As Treasury yields keep rising, so does the problem of financing the massive Federal debt load. Here is a chart showing the interest outlays in the Federal budget against the cost of Federal funding at the 10-year and 2-year tenors.
Now, The Fed is predicted to raise their target rate 4 times in 2022 (according to Fed Funds Futures data) and it looks like a whopping 100 basis points (or 1%). Holding the rest of the yield curve constant, this will considerably flatten the 10Y-3M Treasury curve. Resulting in a more expensive refinancing of the Federal Debt load.
If we look at The Fed’s System Open Market Holdings (SOMH), we can see that The Fed’s holdings are primarily Treasuries with non-Treasuries (primarily agency mortgage-backed securities) not maturing (or running off) until 2050.
The majority of The Fed’s COVID expansion was picked-up by The Fed (light blue line).
How about the Treasury Inflation-protected Securities curve? Negative yields across the tenor range.
With Congress trying to spend trillions more (since Build Back Broke failed, Democrats are producing MORE spending legislation with the voting act included, of course), Treasury is going to have progressively more trouble with the (Treasury) curve.
Massive Federal stimulus (both fiscal and monetary) have led to bidding wars among the wealthiest Americans. Despite clamoring for The Fed to increase rates and speed-up the shrinking of The Fed’s balance sheet, nothing has happened … yet.
(Bloomberg) — Home buyers willing to spend almost a $1 million are competing the most for a piece of the red-hot U.S. housing market.
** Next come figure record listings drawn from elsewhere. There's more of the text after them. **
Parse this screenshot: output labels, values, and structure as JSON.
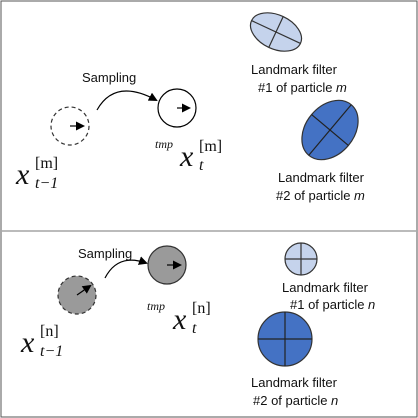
{
  "panels": [
    {
      "particle": "m",
      "sampling_label": "Sampling",
      "prev_state": {
        "symbol": "x",
        "sub": "t−1",
        "sup": "[m]"
      },
      "new_state": {
        "prefix": "tmp",
        "symbol": "x",
        "sub": "t",
        "sup": "[m]"
      },
      "filter1": {
        "line1": "Landmark filter",
        "line2_prefix": "#1 of particle ",
        "line2_var": "m"
      },
      "filter2": {
        "line1": "Landmark filter",
        "line2_prefix": "#2 of particle ",
        "line2_var": "m"
      }
    },
    {
      "particle": "n",
      "sampling_label": "Sampling",
      "prev_state": {
        "symbol": "x",
        "sub": "t−1",
        "sup": "[n]"
      },
      "new_state": {
        "prefix": "tmp",
        "symbol": "x",
        "sub": "t",
        "sup": "[n]"
      },
      "filter1": {
        "line1": "Landmark filter",
        "line2_prefix": "#1 of particle ",
        "line2_var": "n"
      },
      "filter2": {
        "line1": "Landmark filter",
        "line2_prefix": "#2 of particle ",
        "line2_var": "n"
      }
    }
  ],
  "colors": {
    "light_blue": "#c5d3ec",
    "dark_blue": "#4472c4",
    "gray": "#9a9a9a"
  }
}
Homes priced between $800,000 and $1 million saw the highest rate of bidding wars at 64.6%, followed by 62% for homes between $1 million to $1.5 million and 61.7% for homes above $1.5 million, according to December data from Redfin Corp.
“Buyers should anticipate that they may not win a house until their sixth or seventh bid,” Candace Evans, a Redfin team manager in New York, said in a statement. “If you’re the type of person who falls in love with a house, this is not your market.”
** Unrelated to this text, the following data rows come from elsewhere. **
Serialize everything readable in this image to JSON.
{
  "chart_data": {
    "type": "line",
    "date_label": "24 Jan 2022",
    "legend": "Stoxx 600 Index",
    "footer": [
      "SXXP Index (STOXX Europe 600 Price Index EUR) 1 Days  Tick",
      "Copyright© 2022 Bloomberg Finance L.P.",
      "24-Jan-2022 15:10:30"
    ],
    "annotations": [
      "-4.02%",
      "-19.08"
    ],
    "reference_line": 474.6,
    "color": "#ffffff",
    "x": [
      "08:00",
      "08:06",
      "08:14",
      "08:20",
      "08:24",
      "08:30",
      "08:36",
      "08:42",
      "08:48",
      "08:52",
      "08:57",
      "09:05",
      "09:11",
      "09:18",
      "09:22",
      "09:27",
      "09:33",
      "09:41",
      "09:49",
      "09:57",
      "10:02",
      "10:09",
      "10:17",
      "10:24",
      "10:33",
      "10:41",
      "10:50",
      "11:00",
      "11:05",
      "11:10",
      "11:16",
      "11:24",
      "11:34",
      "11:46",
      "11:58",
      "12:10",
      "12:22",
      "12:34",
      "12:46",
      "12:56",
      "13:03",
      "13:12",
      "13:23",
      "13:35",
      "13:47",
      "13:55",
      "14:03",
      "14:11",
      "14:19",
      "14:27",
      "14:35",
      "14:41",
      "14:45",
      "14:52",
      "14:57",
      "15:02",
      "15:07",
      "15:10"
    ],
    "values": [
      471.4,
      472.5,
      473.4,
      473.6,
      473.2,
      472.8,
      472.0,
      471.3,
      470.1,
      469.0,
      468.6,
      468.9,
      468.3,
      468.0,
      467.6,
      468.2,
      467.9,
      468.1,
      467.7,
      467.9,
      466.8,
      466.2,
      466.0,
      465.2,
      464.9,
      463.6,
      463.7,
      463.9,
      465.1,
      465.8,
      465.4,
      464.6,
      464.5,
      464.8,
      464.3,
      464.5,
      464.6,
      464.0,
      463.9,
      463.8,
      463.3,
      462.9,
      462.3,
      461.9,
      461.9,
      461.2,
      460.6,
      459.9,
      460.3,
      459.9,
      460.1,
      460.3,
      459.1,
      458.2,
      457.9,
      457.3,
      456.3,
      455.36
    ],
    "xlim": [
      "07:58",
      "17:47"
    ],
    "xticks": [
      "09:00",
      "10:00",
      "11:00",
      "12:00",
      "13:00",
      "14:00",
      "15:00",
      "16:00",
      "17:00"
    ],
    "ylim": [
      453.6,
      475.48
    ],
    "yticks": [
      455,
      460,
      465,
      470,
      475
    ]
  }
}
Salt Lake City had the highest bidding-war rate of 37 U.S. metropolitan areas analyzed, with 74% of offers facing competition in December, the firm said. Tucson had a 73.1% bidding-war rate and followed by 71.1% for San Diego.
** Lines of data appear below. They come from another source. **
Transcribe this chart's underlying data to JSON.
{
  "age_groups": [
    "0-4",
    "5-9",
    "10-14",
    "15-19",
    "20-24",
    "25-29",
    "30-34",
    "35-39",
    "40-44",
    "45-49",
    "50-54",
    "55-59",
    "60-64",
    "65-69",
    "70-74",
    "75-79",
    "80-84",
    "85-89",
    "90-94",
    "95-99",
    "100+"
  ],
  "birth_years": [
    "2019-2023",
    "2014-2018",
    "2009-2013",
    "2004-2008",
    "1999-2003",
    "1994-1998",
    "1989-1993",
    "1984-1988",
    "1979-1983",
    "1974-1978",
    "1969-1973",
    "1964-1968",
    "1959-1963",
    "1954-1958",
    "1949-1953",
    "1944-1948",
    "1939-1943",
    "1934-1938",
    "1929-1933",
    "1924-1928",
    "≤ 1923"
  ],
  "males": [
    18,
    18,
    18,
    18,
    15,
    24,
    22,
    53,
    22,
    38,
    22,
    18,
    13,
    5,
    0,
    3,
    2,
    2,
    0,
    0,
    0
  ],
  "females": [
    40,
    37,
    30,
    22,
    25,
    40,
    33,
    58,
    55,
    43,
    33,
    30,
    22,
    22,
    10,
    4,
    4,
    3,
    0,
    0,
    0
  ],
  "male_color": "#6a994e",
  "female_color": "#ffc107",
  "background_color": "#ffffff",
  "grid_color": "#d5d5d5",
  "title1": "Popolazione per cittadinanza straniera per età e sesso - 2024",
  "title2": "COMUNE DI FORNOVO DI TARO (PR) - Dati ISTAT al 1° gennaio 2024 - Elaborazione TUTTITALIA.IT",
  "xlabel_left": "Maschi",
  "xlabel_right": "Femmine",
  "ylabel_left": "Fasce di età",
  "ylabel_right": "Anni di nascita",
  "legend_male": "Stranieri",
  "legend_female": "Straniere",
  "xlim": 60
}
Prospective buyers are competing for homes as relatively cheap mortgage rates and a proliferation of remote-working opportunities in the wake of the Covid-19 pandemic boost demand for homes in smaller cities. The number of available homes in several of the hottest markets continue to shrink.
Nearly 60% of home offers written by Redfin agents across the U.S. faced competing bids in December, the firm said. It was the lowest rate in 12 months but an increase from 54% in December 2020 as pandemic-driven demand for housing remains strong.
Vacation homes, which are often pricey and have increased in popularity due to Covid-19, may have contributed to bidding wars in the high-end market, Redfin said. Townhouses had a bidding-war rate of 62% followed by 61.3% for single-family homes, the firm said.
Now its a race against the clock as potential home buyers try to beat Powell and the Gang as they raise mortgages rates.
Yes, Federal stimulus has made the top 1% increase their share of total net worth that includes $800,000+ homes.
Now we have people like JPMC’s Jaime Dimon speculating about 7 rates increases in 2022 and other bankers speculating about a faster than expected withdrawal of the The Fed’s monetary stimulus in the form of asset purchases, we have to anticipate what the result will be in markets.
Like what will happen to housing starts if and when the stimulus is removed.
Today, we saw 1-unit housing starts fall 2.25% from November to December, but multifamily (5+ unit) starts rise 13.7%.
Of course, home price growth of near 20% YoY combined with declining REAL hourly earnings points to more multifamily housing and less single-family detached housing.